SCM Migration
Glossary
The exact meaning of two terms is essential for the following migration guide:
- project: a top level project, with a project lead and a separate space on the OpenOffice.org web site and in the OpenOffice.org repository. Example: gsl (the project which hosts the vcl code module, rsc the resource compiler and 16 other code modules), zh (this project hosts the Chinese language community).
- module: the next level of structure is called module. Code projects typically host several modules, language projects usually have only a www module. Attention: Some modules are called like their hosting project, for example sw is also a module in the project sw.
Repository restructuring
Whether we take subversion as new SCM tool or a distributed SCM like git or mercurial, the necessary migration is also a good opportunity to restructure our repository and to do some badly needly clean up.
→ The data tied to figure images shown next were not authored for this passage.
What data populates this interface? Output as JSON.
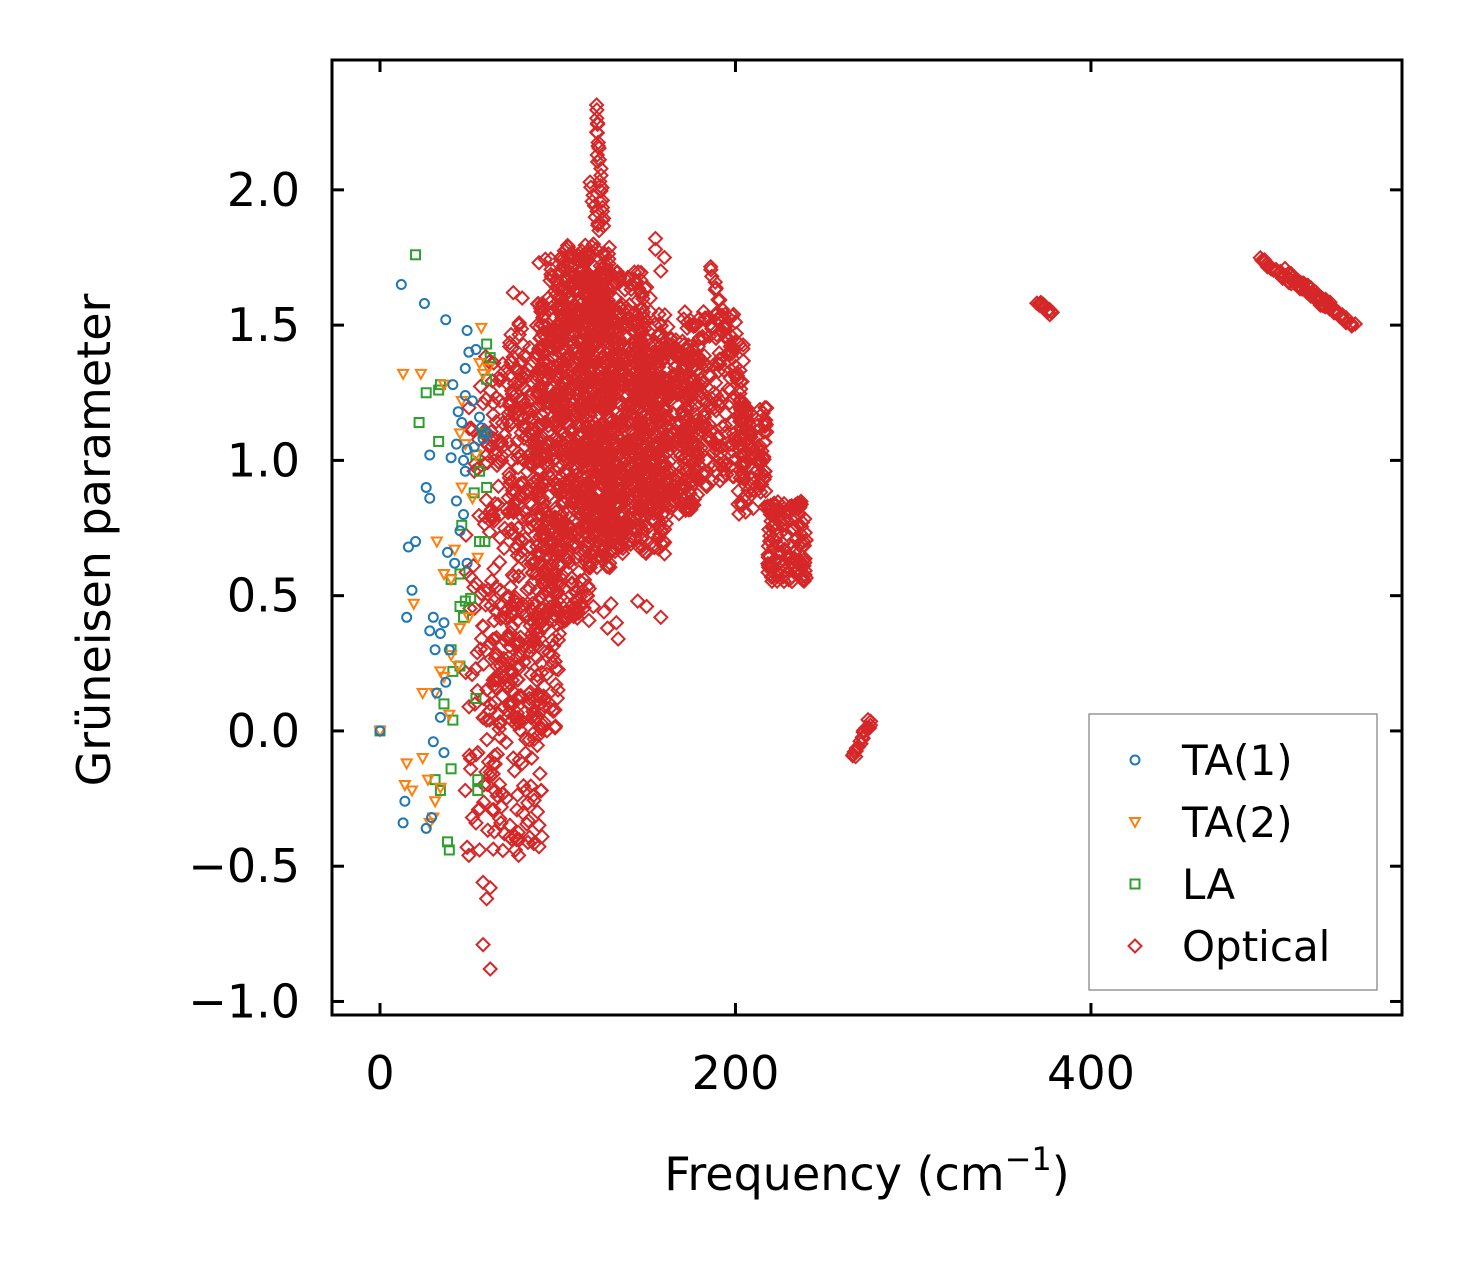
{
  "chart_data": {
    "type": "scatter",
    "title": "",
    "xlabel": "Frequency (cm",
    "xlabel_sup": "−1",
    "xlabel_close": ")",
    "ylabel": "Grüneisen parameter",
    "xlim": [
      -27,
      575
    ],
    "ylim": [
      -1.05,
      2.48
    ],
    "xticks": [
      0,
      200,
      400
    ],
    "xtick_labels": [
      "0",
      "200",
      "400"
    ],
    "yticks": [
      -1.0,
      -0.5,
      0.0,
      0.5,
      1.0,
      1.5,
      2.0
    ],
    "ytick_labels": [
      "−1.0",
      "−0.5",
      "0.0",
      "0.5",
      "1.0",
      "1.5",
      "2.0"
    ],
    "grid": false,
    "legend_position": "bottom-right",
    "series": [
      {
        "name": "TA(1)",
        "marker": "circle",
        "color": "#1f77b4",
        "points": [
          [
            0,
            0.0
          ],
          [
            12,
            1.65
          ],
          [
            25,
            1.58
          ],
          [
            37,
            1.52
          ],
          [
            49,
            1.48
          ],
          [
            50,
            1.4
          ],
          [
            54,
            1.41
          ],
          [
            48,
            1.34
          ],
          [
            41,
            1.28
          ],
          [
            48,
            1.24
          ],
          [
            52,
            1.22
          ],
          [
            44,
            1.18
          ],
          [
            46,
            1.14
          ],
          [
            56,
            1.16
          ],
          [
            57,
            1.12
          ],
          [
            58,
            1.08
          ],
          [
            60,
            1.1
          ],
          [
            43,
            1.06
          ],
          [
            49,
            1.04
          ],
          [
            53,
            1.05
          ],
          [
            28,
            1.02
          ],
          [
            40,
            1.01
          ],
          [
            47,
            1.0
          ],
          [
            48,
            0.96
          ],
          [
            26,
            0.9
          ],
          [
            28,
            0.86
          ],
          [
            43,
            0.85
          ],
          [
            47,
            0.8
          ],
          [
            45,
            0.74
          ],
          [
            38,
            0.66
          ],
          [
            16,
            0.68
          ],
          [
            20,
            0.7
          ],
          [
            42,
            0.62
          ],
          [
            49,
            0.62
          ],
          [
            18,
            0.52
          ],
          [
            30,
            0.42
          ],
          [
            15,
            0.42
          ],
          [
            36,
            0.4
          ],
          [
            28,
            0.37
          ],
          [
            34,
            0.36
          ],
          [
            31,
            0.3
          ],
          [
            39,
            0.3
          ],
          [
            37,
            0.18
          ],
          [
            32,
            0.14
          ],
          [
            34,
            0.05
          ],
          [
            36,
            -0.08
          ],
          [
            30,
            -0.04
          ],
          [
            14,
            -0.26
          ],
          [
            29,
            -0.32
          ],
          [
            26,
            -0.36
          ],
          [
            13,
            -0.34
          ]
        ]
      },
      {
        "name": "TA(2)",
        "marker": "triangle-down",
        "color": "#ff7f0e",
        "points": [
          [
            0,
            0.0
          ],
          [
            13,
            1.32
          ],
          [
            23,
            1.32
          ],
          [
            57,
            1.49
          ],
          [
            56,
            1.36
          ],
          [
            58,
            1.32
          ],
          [
            61,
            1.34
          ],
          [
            36,
            1.28
          ],
          [
            46,
            1.22
          ],
          [
            45,
            1.1
          ],
          [
            48,
            1.06
          ],
          [
            54,
            1.02
          ],
          [
            46,
            0.9
          ],
          [
            52,
            0.86
          ],
          [
            32,
            0.7
          ],
          [
            42,
            0.67
          ],
          [
            55,
            0.64
          ],
          [
            36,
            0.58
          ],
          [
            40,
            0.56
          ],
          [
            19,
            0.47
          ],
          [
            50,
            0.42
          ],
          [
            45,
            0.38
          ],
          [
            40,
            0.28
          ],
          [
            44,
            0.24
          ],
          [
            34,
            0.22
          ],
          [
            36,
            0.2
          ],
          [
            31,
            0.14
          ],
          [
            24,
            0.14
          ],
          [
            39,
            0.06
          ],
          [
            15,
            -0.12
          ],
          [
            24,
            -0.1
          ],
          [
            14,
            -0.2
          ],
          [
            18,
            -0.22
          ],
          [
            27,
            -0.18
          ],
          [
            31,
            -0.26
          ],
          [
            34,
            -0.21
          ],
          [
            30,
            -0.32
          ],
          [
            28,
            -0.34
          ]
        ]
      },
      {
        "name": "LA",
        "marker": "square",
        "color": "#2ca02c",
        "points": [
          [
            0,
            0.0
          ],
          [
            20,
            1.76
          ],
          [
            60,
            1.43
          ],
          [
            62,
            1.38
          ],
          [
            60,
            1.3
          ],
          [
            34,
            1.28
          ],
          [
            33,
            1.26
          ],
          [
            26,
            1.25
          ],
          [
            22,
            1.14
          ],
          [
            58,
            1.1
          ],
          [
            33,
            1.07
          ],
          [
            54,
            1.02
          ],
          [
            56,
            0.96
          ],
          [
            53,
            0.88
          ],
          [
            60,
            0.9
          ],
          [
            46,
            0.76
          ],
          [
            56,
            0.7
          ],
          [
            59,
            0.7
          ],
          [
            45,
            0.58
          ],
          [
            40,
            0.56
          ],
          [
            48,
            0.48
          ],
          [
            45,
            0.46
          ],
          [
            51,
            0.49
          ],
          [
            47,
            0.42
          ],
          [
            40,
            0.3
          ],
          [
            45,
            0.24
          ],
          [
            41,
            0.22
          ],
          [
            54,
            0.12
          ],
          [
            36,
            0.1
          ],
          [
            41,
            0.04
          ],
          [
            55,
            -0.18
          ],
          [
            40,
            -0.14
          ],
          [
            31,
            -0.18
          ],
          [
            34,
            -0.22
          ],
          [
            55,
            -0.22
          ],
          [
            38,
            -0.41
          ],
          [
            39,
            -0.44
          ]
        ]
      },
      {
        "name": "Optical",
        "marker": "diamond",
        "color": "#d62728",
        "blobs": [
          {
            "x": [
              48,
              72
            ],
            "y": [
              -0.3,
              1.3
            ],
            "n": 90
          },
          {
            "x": [
              58,
              92
            ],
            "y": [
              -0.45,
              1.4
            ],
            "n": 240
          },
          {
            "x": [
              72,
              102
            ],
            "y": [
              0.0,
              1.55
            ],
            "n": 320
          },
          {
            "x": [
              88,
              118
            ],
            "y": [
              0.4,
              1.75
            ],
            "n": 420
          },
          {
            "x": [
              100,
              130
            ],
            "y": [
              0.6,
              1.8
            ],
            "n": 420
          },
          {
            "x": [
              115,
              150
            ],
            "y": [
              0.7,
              1.7
            ],
            "n": 420
          },
          {
            "x": [
              125,
              162
            ],
            "y": [
              0.65,
              1.55
            ],
            "n": 380
          },
          {
            "x": [
              145,
              180
            ],
            "y": [
              0.8,
              1.45
            ],
            "n": 320
          },
          {
            "x": [
              170,
              205
            ],
            "y": [
              0.9,
              1.55
            ],
            "n": 240
          },
          {
            "x": [
              200,
              218
            ],
            "y": [
              0.8,
              1.2
            ],
            "n": 90
          },
          {
            "x": [
              218,
              240
            ],
            "y": [
              0.55,
              0.85
            ],
            "n": 140
          }
        ],
        "lines": [
          {
            "from": [
              121,
              2.31
            ],
            "to": [
              126,
              1.86
            ],
            "n": 26
          },
          {
            "from": [
              118,
              2.02
            ],
            "to": [
              124,
              1.84
            ],
            "n": 10
          },
          {
            "from": [
              186,
              1.72
            ],
            "to": [
              212,
              1.0
            ],
            "n": 38
          },
          {
            "from": [
              266,
              -0.1
            ],
            "to": [
              276,
              0.04
            ],
            "n": 22
          },
          {
            "from": [
              369,
              1.59
            ],
            "to": [
              379,
              1.54
            ],
            "n": 14
          },
          {
            "from": [
              495,
              1.74
            ],
            "to": [
              548,
              1.5
            ],
            "n": 60
          },
          {
            "from": [
              510,
              1.7
            ],
            "to": [
              540,
              1.55
            ],
            "n": 30
          }
        ],
        "points": [
          [
            75,
            1.62
          ],
          [
            80,
            1.6
          ],
          [
            64,
            1.36
          ],
          [
            68,
            1.3
          ],
          [
            155,
            1.82
          ],
          [
            155,
            1.78
          ],
          [
            160,
            1.75
          ],
          [
            158,
            1.7
          ],
          [
            150,
            1.64
          ],
          [
            152,
            1.6
          ],
          [
            90,
            0.34
          ],
          [
            95,
            0.29
          ],
          [
            99,
            0.23
          ],
          [
            100,
            0.48
          ],
          [
            105,
            0.44
          ],
          [
            113,
            0.46
          ],
          [
            120,
            0.46
          ],
          [
            130,
            0.47
          ],
          [
            133,
            0.4
          ],
          [
            134,
            0.34
          ],
          [
            128,
            0.38
          ],
          [
            126,
            0.44
          ],
          [
            145,
            0.48
          ],
          [
            150,
            0.46
          ],
          [
            158,
            0.42
          ],
          [
            58,
            -0.56
          ],
          [
            62,
            -0.58
          ],
          [
            60,
            -0.62
          ],
          [
            62,
            -0.88
          ],
          [
            58,
            -0.79
          ],
          [
            78,
            -0.46
          ],
          [
            70,
            -0.38
          ],
          [
            74,
            -0.4
          ],
          [
            68,
            -0.34
          ],
          [
            82,
            -0.22
          ],
          [
            80,
            -0.12
          ],
          [
            75,
            -0.1
          ],
          [
            64,
            -0.12
          ],
          [
            66,
            -0.24
          ],
          [
            86,
            -0.01
          ],
          [
            87,
            0.04
          ],
          [
            50,
            -0.46
          ],
          [
            49,
            -0.43
          ],
          [
            52,
            -0.32
          ],
          [
            54,
            -0.34
          ],
          [
            56,
            -0.44
          ],
          [
            48,
            -0.22
          ],
          [
            51,
            -0.14
          ],
          [
            55,
            -0.08
          ],
          [
            60,
            0.04
          ],
          [
            62,
            0.1
          ],
          [
            65,
            0.16
          ],
          [
            68,
            0.24
          ],
          [
            70,
            0.2
          ],
          [
            84,
            0.12
          ],
          [
            98,
            0.08
          ]
        ]
      }
    ]
  }
}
This restructure and migration guide is geared towards a migration to subversion, but the same principles can and should be applied to a potential migration to another SCM tool.
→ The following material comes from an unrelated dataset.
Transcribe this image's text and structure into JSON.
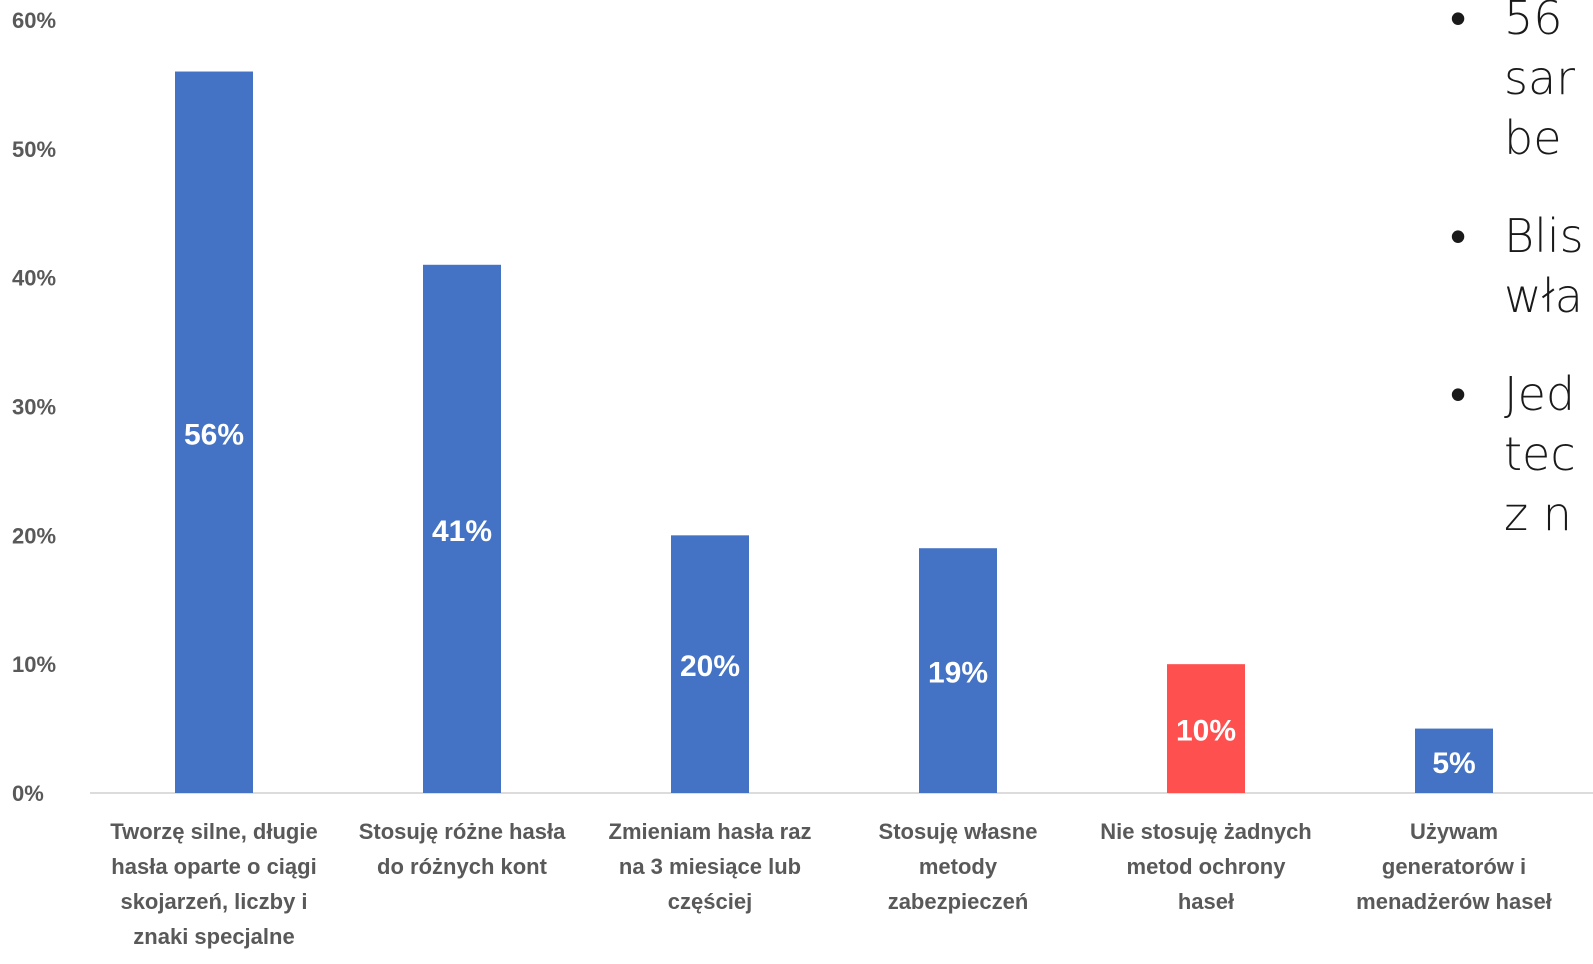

Currently we have 136 top level projects. Inside these projects we have varying numbers of modules, either web content modules or code modules. Many projects are dedicated to the OpenOffice.org language communities which are essentially independent from each other. Modules from code projects on the other hand are highly dependent from each other. We got about 265 of these code modules.
The idea is to move all modules containing OOo source code into a single repository. After that, each project get it's own repository, which is mostly for web content. After the migration, modules inside the new "code project" get linked into their original projects, to maintain the integrity of these projects.
Clean up
In 6 years we accumulated a lot of cruft in the CVS repository. We take the opportunity and skip some dead ends from the migration. The rule is, that every released version of OOo must be represented in the new repository. Otherwise we are pretty free to define what we want to migrate and what not. Currently I plan to implement the following strategy:
- migrate all releases of OOo to the new SCM, this means release tags and branches must be preserved
- skip experimental branches and tags if they can be proven to be obsolete
- skip obvious dead parts of the repository
- skip tags and branches of all CWS with status integrated, finished, deleted or canceled at a certain date (currently the date is 2007/05/15)
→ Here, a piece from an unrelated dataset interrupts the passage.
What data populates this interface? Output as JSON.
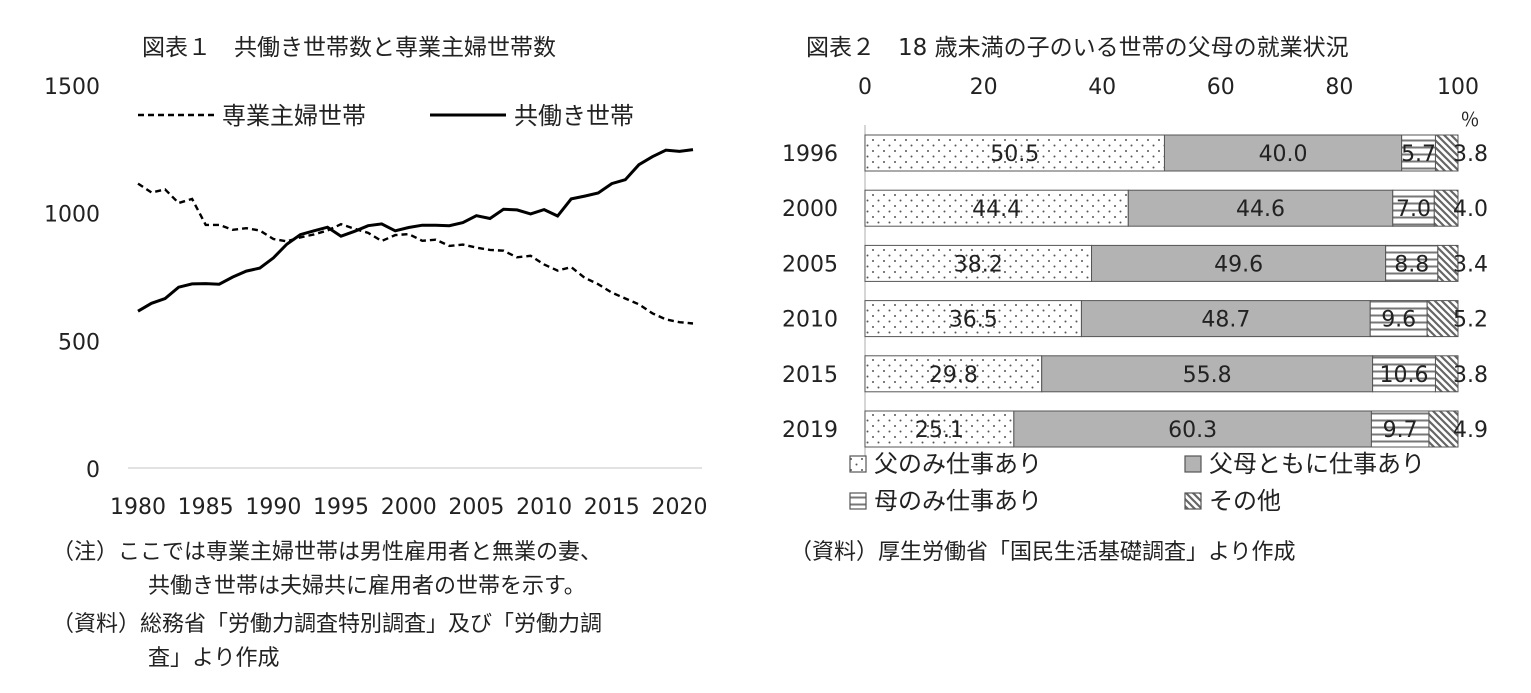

The last rule reduces the number of the to be migrated branches from about 5000 to about 500.
Recipe for migrating the code repository
For a migration to subversion a fast Unix machine with cvs, subversion-1.4 and the cvs2svn python script installed is needed.
Copy and restructure the CVS code repository
Create a copy of the CVS repository. In the following <work> is the directory which contains the 136 OOo top level projects. Use the repositorystructure.sh script to restructure the repository and to remove obsolete and broken stuff.
$ cd <work> $ sh repositorystructure.sh